Crow Creek Nation educator, singer and activist

Greg Grey Cloud is a Crow Creek Nation educator, singer and activist. Grey Cloud is a co-founder of Wica Agli, a non-profit to end violence against women, children, and in general in the community. He is a notable ecologist and defender of Native American rights; gaining national attention when he sang an Honor Song in the Senate after the Keystone XL Pipeline bill was defeated, and in leading the Spirit Riders to protect the Standing Rock Sioux Reservation affected by the construction of the Dakota Access Pipeline.

==Activism==
On November 18, 2014, Grey Cloud met with Senator Tim Johnson and other lawmakers about the proposed Keystone XL Pipeline. After the narrow vote of 59-41 by senators defeating the measure, Grey Cloud stood and sang a traditional song to honor the senators. Elizabeth Warren, who had the gavel at the time of the decision, called security and had Grey Cloud and the others in the group arrested. Grey Cloud explained: "I wasn't chanting. It wasn't an outburst. It was a song of honor, honoring the senators, the hard work and courage for standing up and saying no to Big Oil." At his appearance in court, all charges were dismissed.

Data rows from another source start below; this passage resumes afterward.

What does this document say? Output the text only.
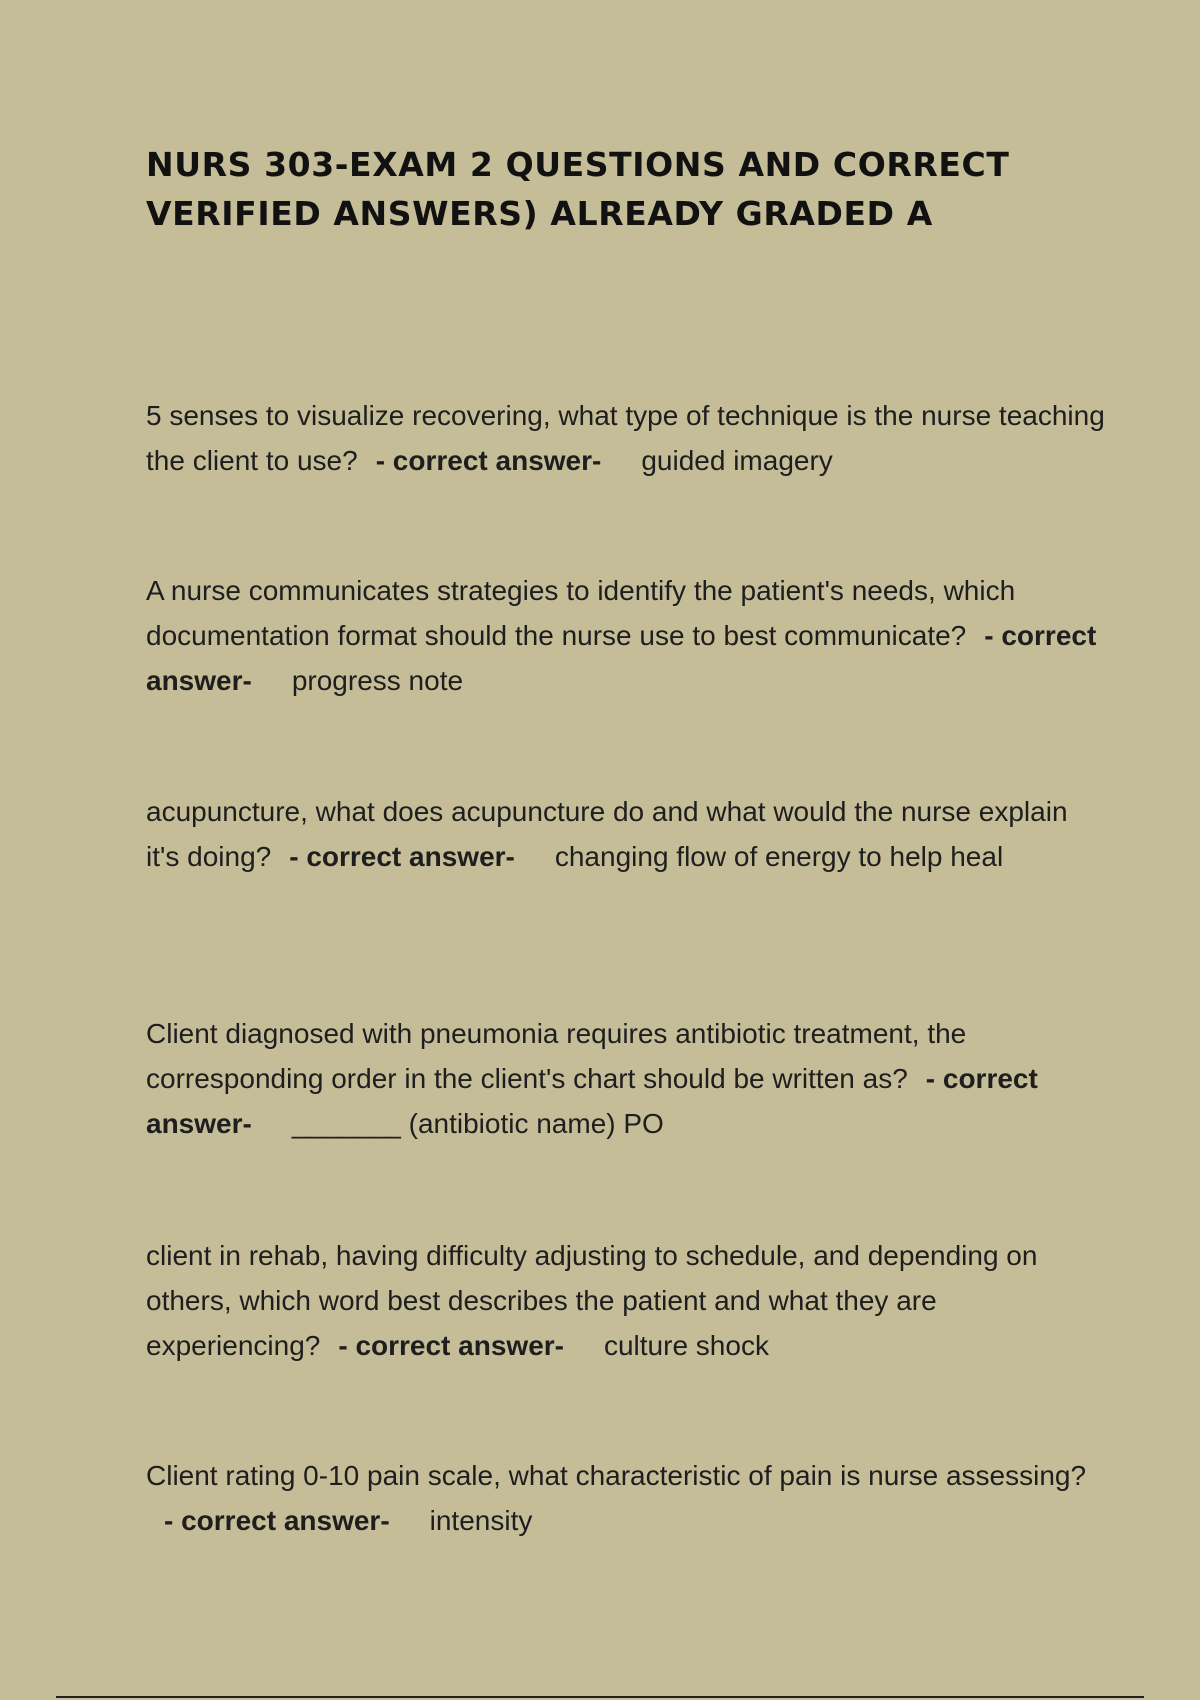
NURS 303-EXAM 2 QUESTIONS AND CORRECT VERIFIED ANSWERS) ALREADY GRADED A

5 senses to visualize recovering, what type of technique is the nurse teaching the client to use? - correct answer- guided imagery

A nurse communicates strategies to identify the patient's needs, which documentation format should the nurse use to best communicate? - correct answer- progress note

acupuncture, what does acupuncture do and what would the nurse explain it's doing? - correct answer- changing flow of energy to help heal

Client diagnosed with pneumonia requires antibiotic treatment, the corresponding order in the client's chart should be written as? - correct answer- _______ (antibiotic name) PO

client in rehab, having difficulty adjusting to schedule, and depending on others, which word best describes the patient and what they are experiencing? - correct answer- culture shock

Client rating 0-10 pain scale, what characteristic of pain is nurse assessing?- correct answer- intensity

In the fall of 2016, Grey Cloud was on the front line blockade at the Dakota Access Pipeline protests, where Native American water protectors and their supporters were facing Dakota Access Pipeline security, local police, and police who had been brought in from other jurisdictions. Grey Cloud, on horseback in regalia and as part of a small group of people called the Spirit Riders, counted coup on the police.

Medicine men first painted our horses and used medicine carried by Crazy Horse before we dressed the horses. ... We counted coup on the police who were trying to keep the water protectors away. The police moved back and ran away so that the protectors could move forward and protect the land where our ancestors were buried.

Grey Cloud reported that on October 28, several of the Crow Creek horses and riders were chased by police from the Morton County Sheriffs office, riding ATVs, and shot with rubber bullets. The attack resulted in injuries to the riders and two horses, with one horse sustaining such severe and extensive injuries that he fell, and had to be euthanized.

As a visible member of the Dakota Access Pipeline resistance, Grey Cloud was one of the people interviewed about the increasing militarization of the DAPL security forces at Standing Rock, along with surveillance of water protectors, increasing media coverage and the ACLU, among other groups, issuing statements of solidarity with the water protectors.